El partido se disputó en el estadio Wagener de Amstelveen, en territorio neerlandés, y tuvo al seleccionado argentino enfrentando a las últimas campeonas del mundo.
Argentina comenzó el encuentro en desventaja y tuvo que trabajar para mantenerse con vida ante un equipo que había ganado los últimos tres Mundiales de manera consecutiva.
La igualdad llegó en el último cuarto. María José Granatto capturó un rebote luego de un córner corto y convirtió el 1-1 cuando quedaban seis minutos para el final, llevando la definición a los penales australianos.
Cosentino, gigante en los penales
En la definición desde los 23 metros apareció Cristina Cosentino. La arquera argentina fue determinante durante el partido y volvió a ser protagonista en los shootouts para sostener a Las Leonas.
Argentina se impuso 3-1 en la tanda y Sofía Cairó tuvo la responsabilidad de ejecutar el último penal para sellar la consagración.
Granatto, Cosentino y Cairó fueron las grandes figuras de una final que terminó con Argentina celebrando en territorio neerlandés.
La tercera estrella
Con este triunfo, Las Leonas consiguieron su tercer título mundial, después de las consagraciones en Perth 2002 y Rosario 2010.

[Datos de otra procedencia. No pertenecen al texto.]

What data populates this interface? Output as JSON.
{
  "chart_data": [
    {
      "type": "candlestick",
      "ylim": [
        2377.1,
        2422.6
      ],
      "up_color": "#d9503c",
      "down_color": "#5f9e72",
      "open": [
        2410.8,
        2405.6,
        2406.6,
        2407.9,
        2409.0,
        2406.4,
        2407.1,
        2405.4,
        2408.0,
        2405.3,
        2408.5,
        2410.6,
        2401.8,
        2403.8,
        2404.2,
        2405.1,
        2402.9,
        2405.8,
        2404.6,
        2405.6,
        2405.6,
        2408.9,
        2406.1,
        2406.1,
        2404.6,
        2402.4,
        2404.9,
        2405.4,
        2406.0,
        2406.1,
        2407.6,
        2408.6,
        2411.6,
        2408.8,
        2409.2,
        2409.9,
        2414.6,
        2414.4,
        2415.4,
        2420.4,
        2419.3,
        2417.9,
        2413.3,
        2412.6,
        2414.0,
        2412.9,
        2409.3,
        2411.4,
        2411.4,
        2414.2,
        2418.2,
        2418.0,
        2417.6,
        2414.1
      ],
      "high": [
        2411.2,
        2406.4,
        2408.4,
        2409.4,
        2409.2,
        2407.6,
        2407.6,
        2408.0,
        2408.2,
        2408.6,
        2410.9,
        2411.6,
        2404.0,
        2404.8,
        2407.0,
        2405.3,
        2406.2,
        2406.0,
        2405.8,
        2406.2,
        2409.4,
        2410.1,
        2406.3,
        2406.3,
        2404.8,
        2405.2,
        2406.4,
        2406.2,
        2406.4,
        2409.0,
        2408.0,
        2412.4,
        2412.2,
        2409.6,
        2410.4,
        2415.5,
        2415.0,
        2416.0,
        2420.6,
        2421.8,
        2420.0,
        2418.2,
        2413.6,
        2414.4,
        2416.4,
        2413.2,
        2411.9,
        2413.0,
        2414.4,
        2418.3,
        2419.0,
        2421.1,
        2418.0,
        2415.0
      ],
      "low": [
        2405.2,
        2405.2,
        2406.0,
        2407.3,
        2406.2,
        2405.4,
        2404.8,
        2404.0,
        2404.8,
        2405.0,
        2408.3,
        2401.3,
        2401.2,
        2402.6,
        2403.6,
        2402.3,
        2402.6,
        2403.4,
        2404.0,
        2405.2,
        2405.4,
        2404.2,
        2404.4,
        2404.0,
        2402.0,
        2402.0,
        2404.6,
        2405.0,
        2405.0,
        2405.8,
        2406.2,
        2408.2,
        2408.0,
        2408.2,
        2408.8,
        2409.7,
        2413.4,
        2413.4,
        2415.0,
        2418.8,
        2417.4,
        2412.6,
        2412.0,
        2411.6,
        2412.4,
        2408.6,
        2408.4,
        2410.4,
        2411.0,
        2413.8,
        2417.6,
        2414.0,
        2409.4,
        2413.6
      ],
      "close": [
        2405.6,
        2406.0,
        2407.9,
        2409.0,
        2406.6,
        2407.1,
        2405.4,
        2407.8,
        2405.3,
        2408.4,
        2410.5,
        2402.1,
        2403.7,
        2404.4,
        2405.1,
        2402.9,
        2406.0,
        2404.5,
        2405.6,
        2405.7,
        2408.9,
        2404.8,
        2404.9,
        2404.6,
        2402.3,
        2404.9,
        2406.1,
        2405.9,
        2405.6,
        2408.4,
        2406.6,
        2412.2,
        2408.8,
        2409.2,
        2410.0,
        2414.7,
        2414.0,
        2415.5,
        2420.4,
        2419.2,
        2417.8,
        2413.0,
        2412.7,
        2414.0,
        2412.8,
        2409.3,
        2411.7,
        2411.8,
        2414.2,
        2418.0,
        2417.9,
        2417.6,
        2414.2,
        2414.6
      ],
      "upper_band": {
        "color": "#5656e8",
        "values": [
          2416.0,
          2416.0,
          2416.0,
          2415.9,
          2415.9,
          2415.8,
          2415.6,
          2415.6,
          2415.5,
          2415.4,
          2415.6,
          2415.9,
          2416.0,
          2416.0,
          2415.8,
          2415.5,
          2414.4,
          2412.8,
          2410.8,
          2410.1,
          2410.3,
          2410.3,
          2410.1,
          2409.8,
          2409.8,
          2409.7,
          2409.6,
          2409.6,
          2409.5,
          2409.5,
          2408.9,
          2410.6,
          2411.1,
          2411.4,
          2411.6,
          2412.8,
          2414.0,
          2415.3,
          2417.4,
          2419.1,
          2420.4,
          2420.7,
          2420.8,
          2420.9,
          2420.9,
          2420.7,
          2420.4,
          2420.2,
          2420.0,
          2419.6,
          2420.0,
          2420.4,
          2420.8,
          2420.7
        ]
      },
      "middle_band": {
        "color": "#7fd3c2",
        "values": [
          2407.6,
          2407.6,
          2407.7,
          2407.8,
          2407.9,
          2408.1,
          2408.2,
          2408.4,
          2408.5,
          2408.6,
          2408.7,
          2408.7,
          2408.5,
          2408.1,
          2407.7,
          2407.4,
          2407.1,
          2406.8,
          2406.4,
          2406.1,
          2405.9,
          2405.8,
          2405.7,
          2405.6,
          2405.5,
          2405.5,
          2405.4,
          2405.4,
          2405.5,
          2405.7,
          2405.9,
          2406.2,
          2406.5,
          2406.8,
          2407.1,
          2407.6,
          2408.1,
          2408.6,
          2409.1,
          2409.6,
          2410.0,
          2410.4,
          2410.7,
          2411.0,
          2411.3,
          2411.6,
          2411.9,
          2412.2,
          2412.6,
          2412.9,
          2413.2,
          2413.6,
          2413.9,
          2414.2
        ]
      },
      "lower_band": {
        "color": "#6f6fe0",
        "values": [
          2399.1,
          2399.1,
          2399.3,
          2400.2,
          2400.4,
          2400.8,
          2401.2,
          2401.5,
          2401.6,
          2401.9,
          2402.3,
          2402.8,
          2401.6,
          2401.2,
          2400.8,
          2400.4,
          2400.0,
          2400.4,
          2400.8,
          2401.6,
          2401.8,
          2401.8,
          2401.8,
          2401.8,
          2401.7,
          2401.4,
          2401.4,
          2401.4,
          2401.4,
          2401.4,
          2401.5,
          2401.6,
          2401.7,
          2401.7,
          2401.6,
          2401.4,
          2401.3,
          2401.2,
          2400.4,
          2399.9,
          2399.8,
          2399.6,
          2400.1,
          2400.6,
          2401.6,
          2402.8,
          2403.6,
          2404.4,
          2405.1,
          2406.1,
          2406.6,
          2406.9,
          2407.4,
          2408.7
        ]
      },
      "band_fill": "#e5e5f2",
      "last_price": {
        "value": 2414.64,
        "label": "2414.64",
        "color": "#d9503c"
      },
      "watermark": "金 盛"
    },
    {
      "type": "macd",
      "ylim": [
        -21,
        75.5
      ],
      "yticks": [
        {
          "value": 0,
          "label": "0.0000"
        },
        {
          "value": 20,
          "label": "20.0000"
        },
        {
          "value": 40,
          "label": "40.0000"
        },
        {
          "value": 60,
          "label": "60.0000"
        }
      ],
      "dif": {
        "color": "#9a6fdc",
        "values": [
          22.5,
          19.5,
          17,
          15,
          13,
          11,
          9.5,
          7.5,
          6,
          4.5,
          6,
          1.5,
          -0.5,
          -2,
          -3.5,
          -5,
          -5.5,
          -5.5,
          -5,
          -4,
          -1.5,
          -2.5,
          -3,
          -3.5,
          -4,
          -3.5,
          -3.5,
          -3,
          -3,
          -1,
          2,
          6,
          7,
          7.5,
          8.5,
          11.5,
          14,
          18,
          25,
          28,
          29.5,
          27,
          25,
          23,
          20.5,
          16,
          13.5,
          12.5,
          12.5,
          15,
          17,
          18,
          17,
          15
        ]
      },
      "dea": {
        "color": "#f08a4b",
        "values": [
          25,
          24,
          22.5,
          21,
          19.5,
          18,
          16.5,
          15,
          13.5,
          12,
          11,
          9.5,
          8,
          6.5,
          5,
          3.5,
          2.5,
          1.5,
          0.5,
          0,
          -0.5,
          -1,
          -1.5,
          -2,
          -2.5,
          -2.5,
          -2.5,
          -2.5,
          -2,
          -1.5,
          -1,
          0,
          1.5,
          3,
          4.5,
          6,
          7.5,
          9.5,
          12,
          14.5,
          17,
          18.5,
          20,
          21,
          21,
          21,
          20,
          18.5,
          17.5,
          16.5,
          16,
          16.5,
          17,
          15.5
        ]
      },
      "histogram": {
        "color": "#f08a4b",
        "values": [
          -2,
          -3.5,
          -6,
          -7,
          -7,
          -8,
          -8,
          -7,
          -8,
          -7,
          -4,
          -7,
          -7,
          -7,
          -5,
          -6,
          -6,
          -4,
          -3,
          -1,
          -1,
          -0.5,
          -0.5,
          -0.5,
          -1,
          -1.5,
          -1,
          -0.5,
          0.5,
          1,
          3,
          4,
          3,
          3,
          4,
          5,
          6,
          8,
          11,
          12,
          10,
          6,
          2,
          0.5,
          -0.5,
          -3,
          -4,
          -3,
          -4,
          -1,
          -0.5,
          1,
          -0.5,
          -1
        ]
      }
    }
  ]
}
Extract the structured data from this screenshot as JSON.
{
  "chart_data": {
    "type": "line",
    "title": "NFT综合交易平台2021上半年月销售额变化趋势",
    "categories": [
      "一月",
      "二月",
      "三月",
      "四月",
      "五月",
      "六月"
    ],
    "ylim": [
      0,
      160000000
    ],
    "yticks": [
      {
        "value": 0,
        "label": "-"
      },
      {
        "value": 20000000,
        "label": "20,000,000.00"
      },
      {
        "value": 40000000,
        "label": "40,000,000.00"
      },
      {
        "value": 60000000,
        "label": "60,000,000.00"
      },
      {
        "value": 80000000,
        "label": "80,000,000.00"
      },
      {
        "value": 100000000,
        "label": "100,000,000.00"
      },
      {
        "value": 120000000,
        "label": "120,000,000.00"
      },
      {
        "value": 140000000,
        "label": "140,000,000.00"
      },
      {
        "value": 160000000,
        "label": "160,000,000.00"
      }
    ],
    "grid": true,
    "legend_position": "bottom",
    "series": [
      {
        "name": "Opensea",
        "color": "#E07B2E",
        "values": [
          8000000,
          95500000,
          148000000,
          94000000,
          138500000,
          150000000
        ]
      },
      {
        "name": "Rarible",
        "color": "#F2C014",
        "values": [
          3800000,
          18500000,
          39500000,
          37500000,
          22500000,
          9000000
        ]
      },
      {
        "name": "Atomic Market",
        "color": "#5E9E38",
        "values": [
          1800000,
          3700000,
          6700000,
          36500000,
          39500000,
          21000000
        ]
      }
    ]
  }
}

Las tres finales ganadas por Argentina en la historia de los Mundiales fueron justamente ante Países Bajos. Las neerlandesas habían ganado las definiciones de 1974 y 2022.
Además, Argentina quedó en soledad en el segundo lugar del historial de títulos mundiales, con tres conquistas, detrás de Países Bajos, que acumula nueve.
El título también cortó la hegemonía neerlandesa, que había ganado los últimos tres Mundiales consecutivos.
Una consagración histórica para Las Leonas, que volvieron a poner a la Argentina en lo más alto del hockey sobre césped femenino mundial.